We used a low level of regularization with c=1000 to help with optimization speed, but caused overfitting.


## Evaluation

### How well does the model perform?

The model is evaluated on the basis of a multi-class log loss score, some classifiers have this as a default scoring option while others don’t so we derive our own one for use when there isn’t one as follows:

!python
from sklearn import metrics
my_log_loss = metrics.make_scorer(metrics.log_loss, greater_is_better=False, needs_proba=True)

Intending to use a feature set with only department level product counts, we accidentally used the full feature set with around 100K features (12 hours later on a MacBook Pro it finished!), so our baseline model produced a log-loss score of 0.07 when optimized on the full training set and using no cross validation, so it didn’t generalize that well to the test data set hence the test score of 3.15 on Kaggle.  

### Accuracy

Similarly, the F1 score on our baseline model was 99.8%, which also suffered from overfitting. No test score equivalent was given by Kaggle as it is not a metric of interest to the submission.

### Cross-validation

Using a grid search default cross validation process it ran into difficultly when we tried to use more than 4 folds, because the minimum number of target trip types were 4 for trip type 14. Grid search would not allow more folds than 4 we assume so that it could make each fold representative of the full sample. We will possibly look to do our own folds to relax this constraint. 
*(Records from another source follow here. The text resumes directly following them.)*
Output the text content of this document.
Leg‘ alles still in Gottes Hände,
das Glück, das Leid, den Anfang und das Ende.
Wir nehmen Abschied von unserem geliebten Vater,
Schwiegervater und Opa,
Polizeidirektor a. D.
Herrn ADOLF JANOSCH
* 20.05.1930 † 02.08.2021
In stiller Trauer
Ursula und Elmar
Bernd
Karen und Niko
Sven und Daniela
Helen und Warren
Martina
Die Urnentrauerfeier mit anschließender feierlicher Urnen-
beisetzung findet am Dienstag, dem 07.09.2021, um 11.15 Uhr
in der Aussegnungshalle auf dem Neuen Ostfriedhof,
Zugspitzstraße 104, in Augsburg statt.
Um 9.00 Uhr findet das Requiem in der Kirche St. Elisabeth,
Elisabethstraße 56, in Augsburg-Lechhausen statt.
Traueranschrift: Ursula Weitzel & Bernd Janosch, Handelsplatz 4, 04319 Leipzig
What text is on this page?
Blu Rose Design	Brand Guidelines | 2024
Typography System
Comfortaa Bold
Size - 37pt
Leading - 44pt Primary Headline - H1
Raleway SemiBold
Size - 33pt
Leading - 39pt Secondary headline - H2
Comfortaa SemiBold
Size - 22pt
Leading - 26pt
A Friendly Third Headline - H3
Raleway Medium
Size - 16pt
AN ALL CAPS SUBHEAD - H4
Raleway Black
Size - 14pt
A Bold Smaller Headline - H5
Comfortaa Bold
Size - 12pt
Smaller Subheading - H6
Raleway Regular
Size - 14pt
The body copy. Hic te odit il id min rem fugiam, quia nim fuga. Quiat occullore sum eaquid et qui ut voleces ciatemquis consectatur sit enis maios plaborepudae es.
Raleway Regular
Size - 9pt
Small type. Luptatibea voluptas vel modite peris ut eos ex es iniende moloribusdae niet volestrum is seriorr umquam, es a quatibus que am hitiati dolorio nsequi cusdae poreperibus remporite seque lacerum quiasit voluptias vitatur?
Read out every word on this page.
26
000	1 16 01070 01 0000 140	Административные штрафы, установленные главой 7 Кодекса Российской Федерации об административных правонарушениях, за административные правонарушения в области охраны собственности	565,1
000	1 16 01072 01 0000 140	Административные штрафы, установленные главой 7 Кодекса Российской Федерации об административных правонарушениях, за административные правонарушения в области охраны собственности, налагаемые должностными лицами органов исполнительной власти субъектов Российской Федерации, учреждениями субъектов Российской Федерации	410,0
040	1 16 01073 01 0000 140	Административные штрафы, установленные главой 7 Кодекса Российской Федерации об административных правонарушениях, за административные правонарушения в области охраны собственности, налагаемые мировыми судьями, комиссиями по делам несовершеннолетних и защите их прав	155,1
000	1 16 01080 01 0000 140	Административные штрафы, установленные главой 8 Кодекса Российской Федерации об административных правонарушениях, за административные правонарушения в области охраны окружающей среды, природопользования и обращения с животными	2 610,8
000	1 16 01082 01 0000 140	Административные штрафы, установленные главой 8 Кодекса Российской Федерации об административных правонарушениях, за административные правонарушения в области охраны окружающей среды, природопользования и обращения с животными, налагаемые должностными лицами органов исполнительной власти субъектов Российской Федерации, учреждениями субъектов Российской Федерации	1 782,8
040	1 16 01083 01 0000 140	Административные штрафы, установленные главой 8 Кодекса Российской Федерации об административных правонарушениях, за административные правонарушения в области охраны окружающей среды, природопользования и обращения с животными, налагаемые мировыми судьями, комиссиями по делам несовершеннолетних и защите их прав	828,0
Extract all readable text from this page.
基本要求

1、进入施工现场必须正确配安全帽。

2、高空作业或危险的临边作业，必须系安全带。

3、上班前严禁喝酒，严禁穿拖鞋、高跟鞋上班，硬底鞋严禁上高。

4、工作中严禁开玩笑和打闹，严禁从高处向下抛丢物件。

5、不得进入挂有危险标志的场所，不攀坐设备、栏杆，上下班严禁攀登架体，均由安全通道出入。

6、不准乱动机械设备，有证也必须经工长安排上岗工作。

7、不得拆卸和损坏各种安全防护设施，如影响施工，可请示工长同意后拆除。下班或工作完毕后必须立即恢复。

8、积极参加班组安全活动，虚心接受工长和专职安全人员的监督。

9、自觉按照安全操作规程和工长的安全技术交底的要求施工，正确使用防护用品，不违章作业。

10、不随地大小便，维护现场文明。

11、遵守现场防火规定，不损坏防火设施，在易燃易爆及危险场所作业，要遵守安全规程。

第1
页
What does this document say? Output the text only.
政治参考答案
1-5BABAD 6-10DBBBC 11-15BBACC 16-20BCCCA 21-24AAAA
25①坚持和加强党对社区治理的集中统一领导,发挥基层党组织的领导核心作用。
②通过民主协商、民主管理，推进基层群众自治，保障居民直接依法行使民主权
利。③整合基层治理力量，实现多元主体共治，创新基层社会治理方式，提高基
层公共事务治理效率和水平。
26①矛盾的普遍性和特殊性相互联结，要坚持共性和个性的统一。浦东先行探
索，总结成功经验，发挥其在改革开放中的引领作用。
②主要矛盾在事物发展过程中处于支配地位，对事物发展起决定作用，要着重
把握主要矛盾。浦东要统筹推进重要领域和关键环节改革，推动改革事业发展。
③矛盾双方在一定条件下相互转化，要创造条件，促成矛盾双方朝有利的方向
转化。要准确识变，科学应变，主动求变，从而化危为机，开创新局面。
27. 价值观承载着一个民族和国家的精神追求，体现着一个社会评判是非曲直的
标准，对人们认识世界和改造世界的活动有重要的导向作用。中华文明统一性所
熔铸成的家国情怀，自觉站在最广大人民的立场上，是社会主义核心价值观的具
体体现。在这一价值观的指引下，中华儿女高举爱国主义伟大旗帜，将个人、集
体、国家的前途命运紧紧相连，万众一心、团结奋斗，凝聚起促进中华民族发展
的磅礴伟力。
### Other metrics not yet used:

- ROC curves

- Other metrics? performance?

- AB test results (if any)


## Deployment

### How is the model deployed?

The model is deployed to Walmart via Kaggle in in their specified submission format.

In particular, you must submit a csv file with the **VisitNumber** (from the test data), all the 38 candidate **TripType** classes, and a probability for each class, i.e. a predicted probability matrix of shape (95,584, 38). The order of the rows does not matter. The file must have a header and look like the following:

"VisitNumber","TripType_3","TripType_4",...
1,0,0.1,...
2,1,0,...
etc.

It is noted that the submitted probabilities for a given visit are not required to sum to one because they are rescaled prior to being scored (each row is divided by the row sum). In order to avoid the extremes of the log function, predicted probabilities are replaced with *max(min(p,1−10e−15),10e−15)*. Notably this probability condition is the default setting in the scikit learn log-loss metric.

The submission file format is easily created using the predict_proba() function for fitted classifiers in scikit learn, which returns a predicted probability for each class for each example in the data set.